The most public response has come from Mitchell Hashimoto - GitHub user 1299, joined February 2008, founder of HashiCorp, creator of Vagrant, Terraform, and Packer. For the month before his April 28 farewell post, he kept a journal marking an X next to every date a GitHub outage blocked his work. Almost every day got an X. On the day he published the post, GitHub Actions was down for two hours. He summarized:

I want to ship software, and it doesn't want me to ship software.

— "Ghostty Is Leaving GitHub" by Mitchell Hashimoto

When the engineer who built Terraform announces he can't use GitHub for serious work, it's a data point about where the platform's priorities have moved.

The intermediate position in this conversation is GitLab - more open than GitHub, supports self-hosting, exposes more of its source. GitLab is also open-core, the structural shape we covered last issue with MinIO: a commercial company running an open-source project as marketing for a paid edition. Better than GitHub, not the same category as Forgejo.

The Open Answer Already Exists

In the first issue we covered Garage - the open-source object storage engine, maintained by the French collective Deuxfleurs, demonstrated in production at scale. The forge layer has the same arrangement, in a different country. Codeberg e.V., a registered nonprofit in Berlin, maintains Forgejo and runs the flagship public instance, which hosts roughly 320,000 projects. These two organizations use the same license, similar governance, and are the same kind of proof.

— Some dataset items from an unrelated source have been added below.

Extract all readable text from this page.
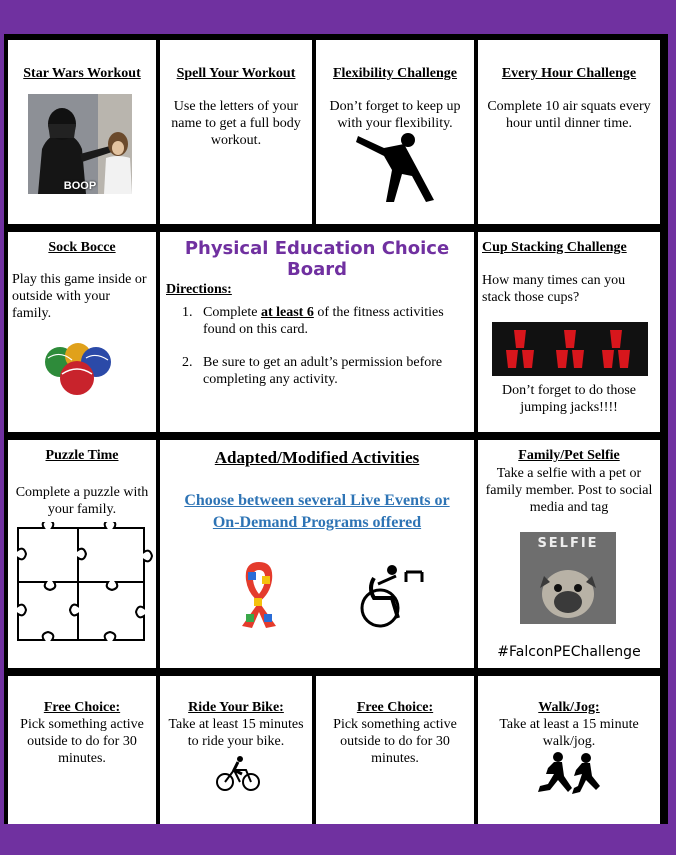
Star Wars Workout
BOOP
Spell Your Workout
Use the letters of your name to get a full body workout.
Flexibility Challenge
Don’t forget to keep up with your flexibility.
Every Hour Challenge
Complete 10 air squats every hour until dinner time.
Sock Bocce
Play this game inside or outside with your family.
Physical Education Choice Board
Directions:
1. Complete at least 6 of the fitness activities found on this card.
2. Be sure to get an adult’s permission before completing any activity.
Cup Stacking Challenge
How many times can you stack those cups?
Don’t forget to do those jumping jacks!!!!
Puzzle Time
Complete a puzzle with your family.
Adapted/Modified Activities
Choose between several Live Events or On-Demand Programs offered
Family/Pet Selfie
Take a selfie with a pet or family member. Post to social media and tag
SELFIE
#FalconPEChallenge
Free Choice:
Pick something active outside to do for 30 minutes.
Ride Your Bike:
Take at least 15 minutes to ride your bike.
Free Choice:
Pick something active outside to do for 30 minutes.
Walk/Jog:
Take at least a 15 minute walk/jog.
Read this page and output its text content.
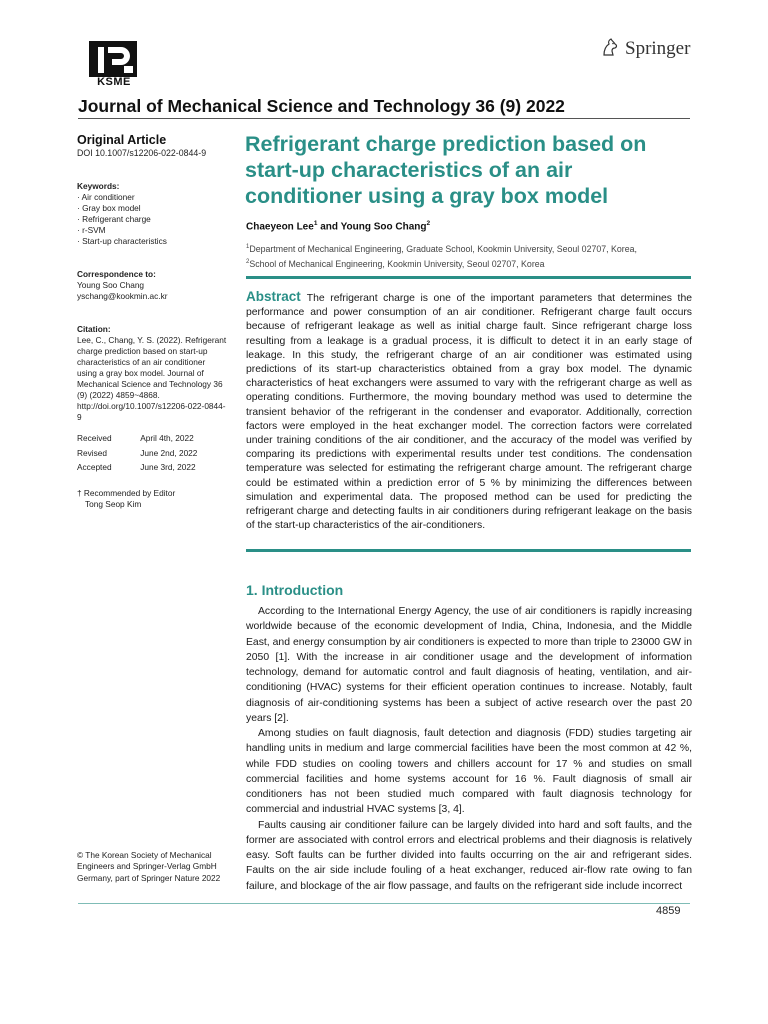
KSME
Springer
Journal of Mechanical Science and Technology 36 (9) 2022
Original Article
DOI 10.1007/s12206-022-0844-9
Keywords:
· Air conditioner
· Gray box model
· Refrigerant charge
· r-SVM
· Start-up characteristics
Correspondence to:
Young Soo Chang
yschang@kookmin.ac.kr
Citation:
Lee, C., Chang, Y. S. (2022). Refrigerant charge prediction based on start-up characteristics of an air conditioner using a gray box model. Journal of Mechanical Science and Technology 36 (9) (2022) 4859~4868.
http://doi.org/10.1007/s12206-022-0844-9
Received	April 4th, 2022
Revised	June 2nd, 2022
Accepted	June 3rd, 2022
† Recommended by Editor
Tong Seop Kim
© The Korean Society of Mechanical Engineers and Springer-Verlag GmbH Germany, part of Springer Nature 2022
Refrigerant charge prediction based on start-up characteristics of an air conditioner using a gray box model
Chaeyeon Lee$^1$ and Young Soo Chang$^2$
$^1$Department of Mechanical Engineering, Graduate School, Kookmin University, Seoul 02707, Korea,
$^2$School of Mechanical Engineering, Kookmin University, Seoul 02707, Korea
Abstract The refrigerant charge is one of the important parameters that determines the performance and power consumption of an air conditioner. Refrigerant charge fault occurs because of refrigerant leakage as well as initial charge fault. Since refrigerant charge loss resulting from a leakage is a gradual process, it is difficult to detect it in an early stage of leakage. In this study, the refrigerant charge of an air conditioner was estimated using predictions of its start-up characteristics obtained from a gray box model. The dynamic characteristics of heat exchangers were assumed to vary with the refrigerant charge as well as operating conditions. Furthermore, the moving boundary method was used to determine the transient behavior of the refrigerant in the condenser and evaporator. Additionally, correction factors were employed in the heat exchanger model. The correction factors were correlated under training conditions of the air conditioner, and the accuracy of the model was verified by comparing its predictions with experimental results under test conditions. The condensation temperature was selected for estimating the refrigerant charge amount. The refrigerant charge could be estimated within a prediction error of 5 % by minimizing the differences between simulation and experimental data. The proposed method can be used for predicting the refrigerant charge and detecting faults in air conditioners during refrigerant leakage on the basis of the start-up characteristics of the air-conditioners.
1. Introduction

According to the International Energy Agency, the use of air conditioners is rapidly increasing worldwide because of the economic development of India, China, Indonesia, and the Middle East, and energy consumption by air conditioners is expected to more than triple to 23000 GW in 2050 [1]. With the increase in air conditioner usage and the development of information technology, demand for automatic control and fault diagnosis of heating, ventilation, and air-conditioning (HVAC) systems for their efficient operation continues to increase. Notably, fault diagnosis of air-conditioning systems has been a subject of active research over the past 20 years [2].

Among studies on fault diagnosis, fault detection and diagnosis (FDD) studies targeting air handling units in medium and large commercial facilities have been the most common at 42 %, while FDD studies on cooling towers and chillers account for 17 % and studies on small commercial facilities and home systems account for 16 %. Fault diagnosis of small air conditioners has not been studied much compared with fault diagnosis technology for commercial and industrial HVAC systems [3, 4].

Faults causing air conditioner failure can be largely divided into hard and soft faults, and the former are associated with control errors and electrical problems and their diagnosis is relatively easy. Soft faults can be further divided into faults occurring on the air and refrigerant sides. Faults on the air side include fouling of a heat exchanger, reduced air-flow rate owing to fan failure, and blockage of the air flow passage, and faults on the refrigerant side include incorrect

4859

The migration off GitHub is not a research project. The forge software exists. The hosting model is established. The migration tooling pulls your repositories, issues, pull requests, and contributor history out of GitHub in one command. The hard part isn't technical - it's the social-capital question, and that question has a workable answer too. You don't have to delete the GitHub mirror. You just have to stop treating it as the only place where your work is allowed to live.

My company's source lives on an internal forge. My open source contributions span three forges. The graphs on each are smaller than the unified one I used to maintain on GitHub. The work hasn't slowed down, only the destination has changed.